Though Gilbert would have had relatively rich parents it appears that he gave most of his wealth to the poor. When his father died he became both squire and priest. He built lodgings next to a parish church for the girls (who wanted to become nuns and follow the rule of St Benedict) and soon established a thriving community with lay-brothers brought in to work the land.
By 1139 Gilbert had been given land on which to build a new monastery and soon inherited another from an abandoned Cistercian order. In 1147 he travelled to Citeaux in France to try to get the Cistercians to take on his order, which was now becoming quite large. Pope Eugenius III was not interested in the extra responsibility and took the unusual step of granting Gilbert control of his own order.
Gilbert employed Augustinian canons, or monks, to act as priests to his nuns and this started the characteristic Gilbertine system of having both sexes based at the same monastery. The basic plan was to have the nuns and canons separated within the complex. The church for worship was to have a high wall so that neither sex could see the other but both could hear the preaching. The men and women were to live in separate houses and there was to be no contact between them.

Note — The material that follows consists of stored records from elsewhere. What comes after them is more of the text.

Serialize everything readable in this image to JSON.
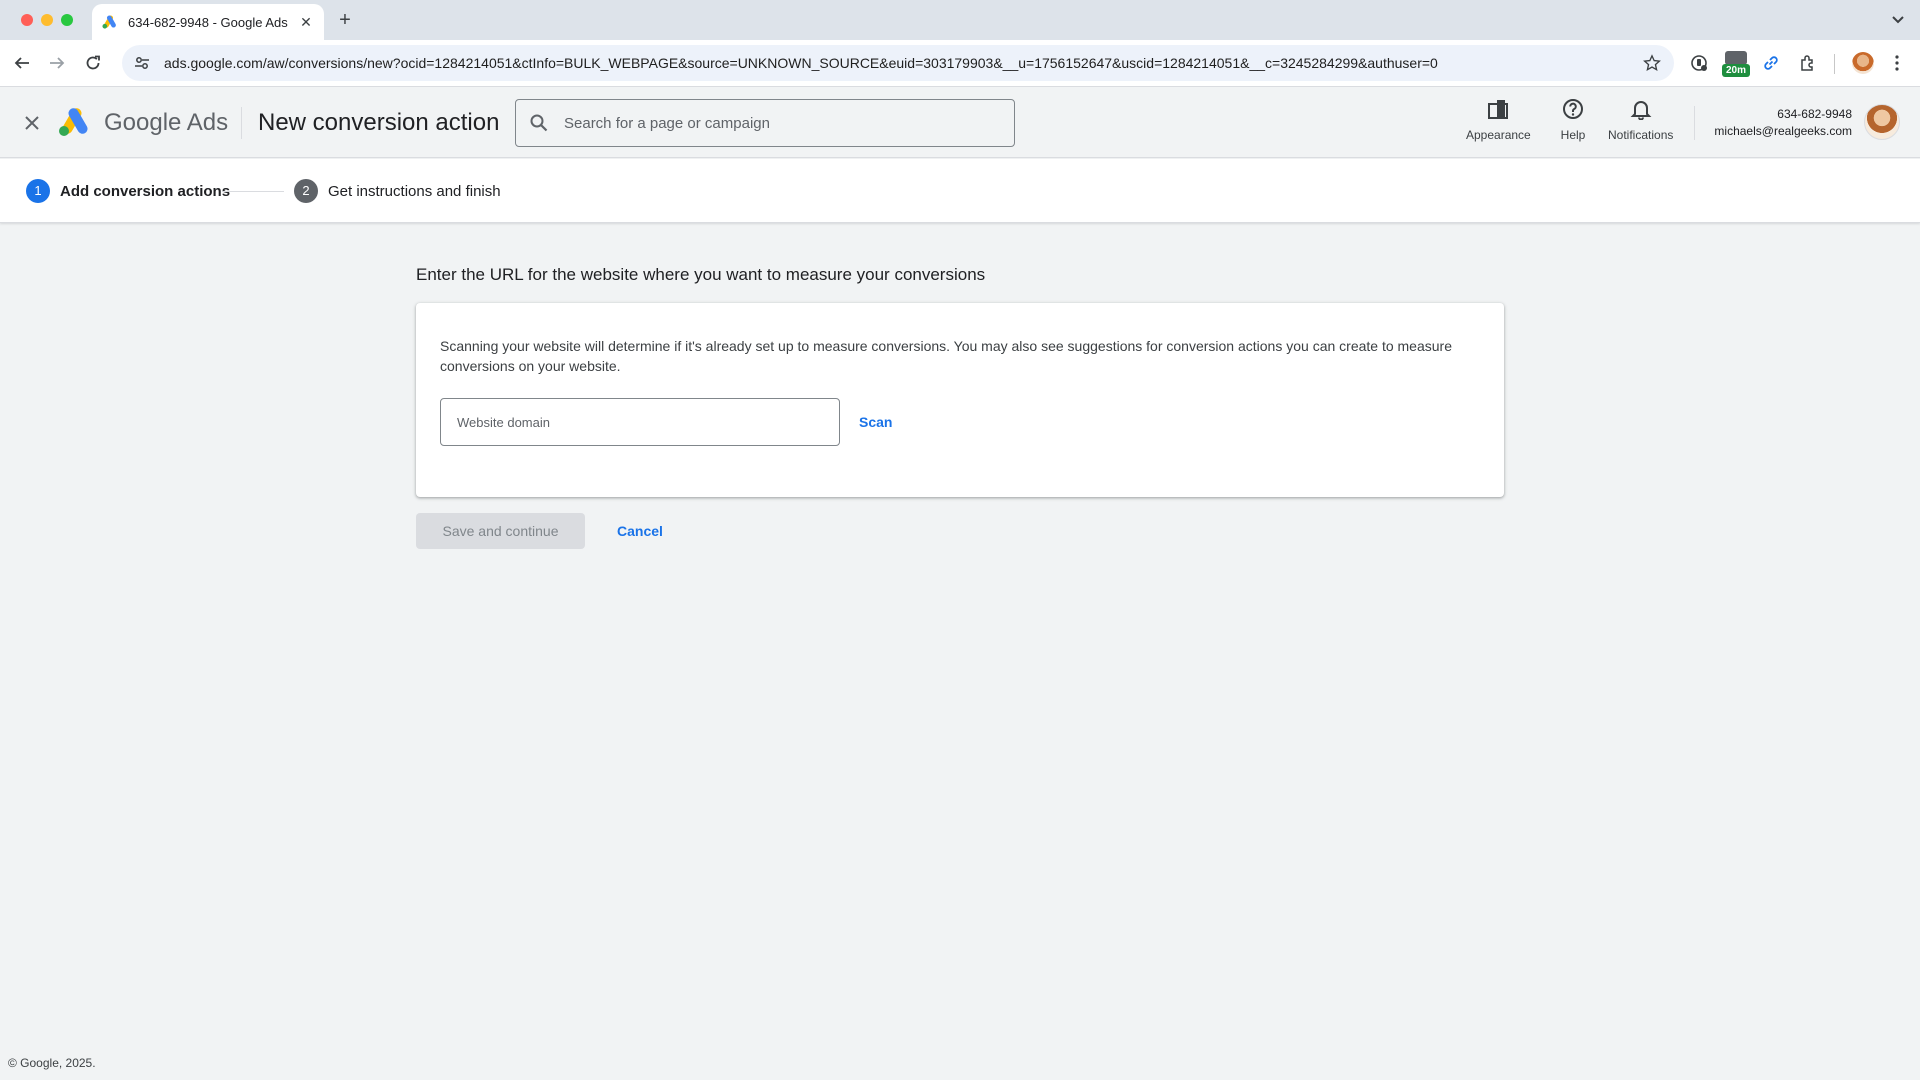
{
  "browser": {
    "tab_title": "634-682-9948 - Google Ads",
    "url": "ads.google.com/aw/conversions/new?ocid=1284214051&ctInfo=BULK_WEBPAGE&source=UNKNOWN_SOURCE&euid=303179903&__u=1756152647&uscid=1284214051&__c=3245284299&authuser=0",
    "extension_badge": "20m"
  },
  "header": {
    "product_name": "Google Ads",
    "page_title": "New conversion action",
    "search_placeholder": "Search for a page or campaign",
    "actions": {
      "appearance": "Appearance",
      "help": "Help",
      "notifications": "Notifications"
    },
    "account_id": "634-682-9948",
    "account_email": "michaels@realgeeks.com"
  },
  "stepper": {
    "steps": [
      {
        "number": "1",
        "label": "Add conversion actions",
        "active": true
      },
      {
        "number": "2",
        "label": "Get instructions and finish",
        "active": false
      }
    ]
  },
  "main": {
    "heading": "Enter the URL for the website where you want to measure your conversions",
    "description": "Scanning your website will determine if it's already set up to measure conversions. You may also see suggestions for conversion actions you can create to measure conversions on your website.",
    "domain_placeholder": "Website domain",
    "domain_value": "",
    "scan_label": "Scan",
    "save_label": "Save and continue",
    "cancel_label": "Cancel"
  },
  "footer": {
    "copyright": "© Google, 2025."
  },
  "colors": {
    "accent_blue": "#1a73e8",
    "ads_yellow": "#fbbc04",
    "ads_blue": "#4285f4",
    "ads_green": "#34a853"
  }
}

After a hard life of wearing hair shirts, working long hours and eating little, Gilbert himself died in 1189 at the grand old age of 106. His system still worked well for some time after that but by 1534 one of Henry VIII's commissioners visited the Chicksands site and found evidence for some nuns being 'heavy with child'. It must have caused a great scandal in its day.
The nun of Watton
Watton Priory, in Yorkshire, is one of the very few Gilbertine monasteries that have been excavated (the excavation, by W H St John Hope took place in the 1890s). And it was at Watton that one of the greatest – and most gruesome – of Gilbertine scandals occurred: the case of the nun of Watton.
As a young girl of four years old, she was placed at Watton by the Archbishop of York. She grew up without any real religious conviction or vocation and became 'friendly' with a lay brother or canon. She got pregnant and when the other nuns found out they were horrified.
The canon fled but was captured and brought back. The nuns then forced the girl to cut off the man's genitals, which the nuns then stuffed in the girl's throat. The punishment reflected the nuns' horror at what had happened; it seemed to strike at every reason why they had given up the world, the flesh and the devil.
We hear no more of the unfortunate canon. But the nun is reported to have been shackled and kept imprisoned until one day she supposedly had a vision from the Archbishop of York, who spirited away the result of her pregnancy and miraculously caused the chains and fetters on her legs and arms to drop away.